Kaelen menegang. "Siapa kau?"
Saat pria itu menurunkan tudungnya, sesuatu dalam diri Kaelen bergetar. Ia tidak mengenali wajah itu, tetapi ada sesuatu—perasaan samar di dadanya, seolah pria ini pernah menjadi bagian dari kehidupannya yang telah hilang. Namun, sekeras apa pun ia mencoba mengingat, yang tersisa hanyalah kehampaan. Rambut peraknya terurai di bawah cahaya bulan. Mata hitamnya menatap langsung ke arah Kaelen.
"Kita pernah bertemu sebelumnya," katanya, suaranya rendah. "Meskipun kau mungkin tidak mengingatnya."
Jantung Kaelen berdetak lebih cepat. "Apa maksudmu?"
Pria itu tersenyum tipis. "Aku tahu apa yang terjadi padamu, Kaelen Draven. Aku tahu setiap keping ingatan yang telah hilang. Dan jika kau ingin jawaban... kau harus ikut denganku."
Lyra segera menarik busurnya, membidik pria itu. "Kenapa kami harus percaya padamu?"
Pria itu tetap tenang. "Karena jika kalian tetap di sini, kalian akan mati."
Seolah menguatkan kata-katanya, dari kejauhan terdengar suara terompet panjang—tanda peringatan dari pasukan Ordo Cahaya. Cahaya obor mulai terlihat di antara pepohonan.
Varrok menggeram. "Mereka menemukan kita."

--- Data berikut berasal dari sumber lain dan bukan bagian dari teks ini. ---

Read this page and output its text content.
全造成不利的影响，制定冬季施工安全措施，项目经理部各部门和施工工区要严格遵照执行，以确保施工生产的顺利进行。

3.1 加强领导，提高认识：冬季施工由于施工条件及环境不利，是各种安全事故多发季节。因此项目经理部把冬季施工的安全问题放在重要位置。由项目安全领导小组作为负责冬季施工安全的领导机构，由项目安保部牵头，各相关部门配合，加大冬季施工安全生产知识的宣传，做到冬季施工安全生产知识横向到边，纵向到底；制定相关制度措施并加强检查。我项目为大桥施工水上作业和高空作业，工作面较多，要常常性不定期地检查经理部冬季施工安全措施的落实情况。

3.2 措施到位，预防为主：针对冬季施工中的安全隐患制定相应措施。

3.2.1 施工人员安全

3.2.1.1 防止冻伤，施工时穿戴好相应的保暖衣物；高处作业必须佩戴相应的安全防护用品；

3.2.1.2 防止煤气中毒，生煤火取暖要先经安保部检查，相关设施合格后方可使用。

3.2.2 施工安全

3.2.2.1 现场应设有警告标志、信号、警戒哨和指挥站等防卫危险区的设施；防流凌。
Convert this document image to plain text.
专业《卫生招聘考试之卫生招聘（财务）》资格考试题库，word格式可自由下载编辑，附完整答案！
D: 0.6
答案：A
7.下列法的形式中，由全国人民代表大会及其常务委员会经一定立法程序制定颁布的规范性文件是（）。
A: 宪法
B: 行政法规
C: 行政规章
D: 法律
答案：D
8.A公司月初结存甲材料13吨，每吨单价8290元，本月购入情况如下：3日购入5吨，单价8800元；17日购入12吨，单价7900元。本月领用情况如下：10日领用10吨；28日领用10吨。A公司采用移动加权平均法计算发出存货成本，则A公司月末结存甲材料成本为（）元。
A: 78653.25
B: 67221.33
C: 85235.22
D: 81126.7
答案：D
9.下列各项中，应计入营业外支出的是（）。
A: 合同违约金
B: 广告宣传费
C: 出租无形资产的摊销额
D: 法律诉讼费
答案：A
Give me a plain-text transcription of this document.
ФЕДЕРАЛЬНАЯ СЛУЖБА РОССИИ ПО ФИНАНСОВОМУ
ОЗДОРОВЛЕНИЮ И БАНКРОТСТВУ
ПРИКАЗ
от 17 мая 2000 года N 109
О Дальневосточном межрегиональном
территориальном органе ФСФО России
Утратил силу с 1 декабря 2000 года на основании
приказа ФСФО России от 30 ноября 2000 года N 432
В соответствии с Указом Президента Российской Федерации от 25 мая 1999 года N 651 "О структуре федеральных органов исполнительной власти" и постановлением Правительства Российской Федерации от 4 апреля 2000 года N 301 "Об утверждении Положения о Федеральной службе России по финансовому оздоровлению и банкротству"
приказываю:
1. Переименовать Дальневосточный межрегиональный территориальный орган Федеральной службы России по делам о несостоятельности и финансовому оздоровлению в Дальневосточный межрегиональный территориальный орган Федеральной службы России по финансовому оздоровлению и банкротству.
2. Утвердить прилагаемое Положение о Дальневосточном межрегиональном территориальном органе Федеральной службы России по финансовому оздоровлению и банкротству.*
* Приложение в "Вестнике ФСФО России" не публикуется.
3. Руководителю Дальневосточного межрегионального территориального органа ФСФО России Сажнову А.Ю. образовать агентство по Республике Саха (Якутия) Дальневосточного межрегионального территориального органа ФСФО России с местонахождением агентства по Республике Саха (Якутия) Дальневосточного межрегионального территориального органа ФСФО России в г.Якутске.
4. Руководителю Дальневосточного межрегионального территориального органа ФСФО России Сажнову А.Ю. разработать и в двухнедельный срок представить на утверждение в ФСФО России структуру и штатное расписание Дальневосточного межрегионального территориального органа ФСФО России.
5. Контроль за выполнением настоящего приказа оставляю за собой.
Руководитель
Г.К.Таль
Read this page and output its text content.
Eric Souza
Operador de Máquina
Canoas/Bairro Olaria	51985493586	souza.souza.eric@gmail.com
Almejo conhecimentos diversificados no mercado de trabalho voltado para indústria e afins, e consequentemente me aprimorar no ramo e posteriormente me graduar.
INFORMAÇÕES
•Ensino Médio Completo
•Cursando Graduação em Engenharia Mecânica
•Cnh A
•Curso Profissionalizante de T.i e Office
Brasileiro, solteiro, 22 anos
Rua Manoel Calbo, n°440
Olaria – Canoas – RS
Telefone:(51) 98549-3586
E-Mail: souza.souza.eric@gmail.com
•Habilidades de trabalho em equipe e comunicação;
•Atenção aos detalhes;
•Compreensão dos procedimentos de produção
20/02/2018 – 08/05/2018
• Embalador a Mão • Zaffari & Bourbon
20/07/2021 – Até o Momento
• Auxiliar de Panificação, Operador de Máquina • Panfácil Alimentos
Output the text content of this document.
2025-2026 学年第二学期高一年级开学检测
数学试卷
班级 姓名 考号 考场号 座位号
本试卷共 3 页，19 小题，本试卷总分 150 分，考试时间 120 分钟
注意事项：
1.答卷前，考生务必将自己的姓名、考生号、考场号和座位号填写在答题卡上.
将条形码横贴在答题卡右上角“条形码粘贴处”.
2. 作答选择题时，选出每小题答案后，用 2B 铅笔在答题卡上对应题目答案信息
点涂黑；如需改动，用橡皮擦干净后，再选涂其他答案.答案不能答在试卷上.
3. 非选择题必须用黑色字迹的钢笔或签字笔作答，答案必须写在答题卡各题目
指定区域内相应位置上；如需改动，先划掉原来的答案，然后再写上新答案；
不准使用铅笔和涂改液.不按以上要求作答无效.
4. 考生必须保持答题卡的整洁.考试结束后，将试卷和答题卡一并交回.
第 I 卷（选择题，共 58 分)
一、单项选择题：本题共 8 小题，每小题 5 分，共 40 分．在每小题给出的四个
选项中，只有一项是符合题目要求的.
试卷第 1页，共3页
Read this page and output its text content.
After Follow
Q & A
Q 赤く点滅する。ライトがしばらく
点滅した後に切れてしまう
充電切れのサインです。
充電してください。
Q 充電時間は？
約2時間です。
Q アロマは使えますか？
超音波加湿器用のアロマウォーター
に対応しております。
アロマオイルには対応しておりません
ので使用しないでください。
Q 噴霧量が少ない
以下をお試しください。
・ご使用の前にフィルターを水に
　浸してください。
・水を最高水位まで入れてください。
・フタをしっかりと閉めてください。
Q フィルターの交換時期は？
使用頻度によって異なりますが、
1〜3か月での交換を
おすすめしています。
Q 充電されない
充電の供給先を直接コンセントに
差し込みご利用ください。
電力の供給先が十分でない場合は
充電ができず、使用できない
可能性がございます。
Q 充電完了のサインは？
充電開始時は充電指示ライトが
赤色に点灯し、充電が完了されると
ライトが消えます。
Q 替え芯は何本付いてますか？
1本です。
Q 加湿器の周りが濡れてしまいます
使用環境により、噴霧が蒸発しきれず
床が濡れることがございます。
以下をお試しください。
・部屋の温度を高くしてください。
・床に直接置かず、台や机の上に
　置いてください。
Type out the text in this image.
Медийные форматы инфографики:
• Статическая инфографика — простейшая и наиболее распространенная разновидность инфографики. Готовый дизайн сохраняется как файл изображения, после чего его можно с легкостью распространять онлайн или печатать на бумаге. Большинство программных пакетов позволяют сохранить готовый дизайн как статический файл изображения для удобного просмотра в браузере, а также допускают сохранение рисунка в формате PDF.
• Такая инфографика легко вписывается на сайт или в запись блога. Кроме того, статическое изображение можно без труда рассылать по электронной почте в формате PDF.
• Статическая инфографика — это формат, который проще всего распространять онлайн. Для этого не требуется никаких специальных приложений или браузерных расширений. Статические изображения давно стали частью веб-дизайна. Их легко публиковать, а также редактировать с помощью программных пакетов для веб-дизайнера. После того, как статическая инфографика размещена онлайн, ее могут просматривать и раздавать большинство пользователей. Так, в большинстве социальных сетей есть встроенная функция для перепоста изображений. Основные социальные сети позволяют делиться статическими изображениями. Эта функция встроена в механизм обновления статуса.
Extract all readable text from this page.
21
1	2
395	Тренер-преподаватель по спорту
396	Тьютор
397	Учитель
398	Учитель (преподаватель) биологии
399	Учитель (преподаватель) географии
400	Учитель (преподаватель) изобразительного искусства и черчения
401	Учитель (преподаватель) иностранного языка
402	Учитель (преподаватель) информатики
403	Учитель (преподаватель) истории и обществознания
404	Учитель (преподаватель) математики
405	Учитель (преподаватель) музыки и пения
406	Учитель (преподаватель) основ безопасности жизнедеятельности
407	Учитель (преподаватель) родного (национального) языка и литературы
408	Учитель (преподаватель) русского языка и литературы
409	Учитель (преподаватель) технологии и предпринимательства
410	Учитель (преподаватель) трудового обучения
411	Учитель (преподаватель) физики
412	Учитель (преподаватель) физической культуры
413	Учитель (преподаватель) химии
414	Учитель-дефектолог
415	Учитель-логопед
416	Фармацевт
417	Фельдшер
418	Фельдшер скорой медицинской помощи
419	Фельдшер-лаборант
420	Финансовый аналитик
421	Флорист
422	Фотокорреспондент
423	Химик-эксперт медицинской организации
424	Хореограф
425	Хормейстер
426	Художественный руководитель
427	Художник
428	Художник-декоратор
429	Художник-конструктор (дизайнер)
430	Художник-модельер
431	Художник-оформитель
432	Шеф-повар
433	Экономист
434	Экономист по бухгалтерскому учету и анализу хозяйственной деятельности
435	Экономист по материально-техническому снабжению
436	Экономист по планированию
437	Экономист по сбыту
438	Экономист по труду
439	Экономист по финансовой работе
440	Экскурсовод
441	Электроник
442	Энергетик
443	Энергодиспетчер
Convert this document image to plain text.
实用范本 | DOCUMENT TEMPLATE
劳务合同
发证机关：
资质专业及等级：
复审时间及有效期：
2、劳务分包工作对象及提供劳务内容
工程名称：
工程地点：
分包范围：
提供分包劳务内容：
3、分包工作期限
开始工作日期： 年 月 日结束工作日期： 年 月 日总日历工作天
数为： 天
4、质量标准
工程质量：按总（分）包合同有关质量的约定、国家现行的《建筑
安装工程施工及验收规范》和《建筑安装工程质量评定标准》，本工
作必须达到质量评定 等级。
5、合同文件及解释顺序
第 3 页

Kaelen menatap pria itu dengan curiga, tetapi di saat yang sama, firasatnya mengatakan bahwa orang ini mengetahui sesuatu yang penting.
"Cepat putuskan," desak pria itu. "Waktu kita tidak banyak."
Kaelen menggenggam pedangnya lebih erat. Ini mungkin jebakan, atau mungkin satu-satunya jalan untuk menemukan jawaban. Di sudut matanya, Lyra tampak menahan amarah, tetapi ia tidak mengatakan apa pun. Varrok, meskipun ragu, mengangguk perlahan. 'Tidak ada jalan kembali,' pikir Kaelen saat ia melangkah mengikuti pria itu, meninggalkan api unggun yang masih menyala dan bayangan masa lalu yang semakin jauh darinya. Matanya bertemu dengan Lyra, yang jelas tidak mempercayai orang asing itu. Varrok pun tampak ragu, tetapi suara pasukan yang semakin mendekat membuat pilihan mereka semakin terbatas.
Akhirnya, Kaelen mengambil keputusan.
"Kita pergi."
Pria itu mengangguk dan berbalik, berjalan menuju hutan tanpa menunggu. Kaelen, Lyra, dan Varrok segera mengikutinya, meninggalkan api unggun yang masih menyala.
Dan di belakang mereka, cahaya obor semakin mendekat, bersama bayangan kehancuran yang mengejar mereka.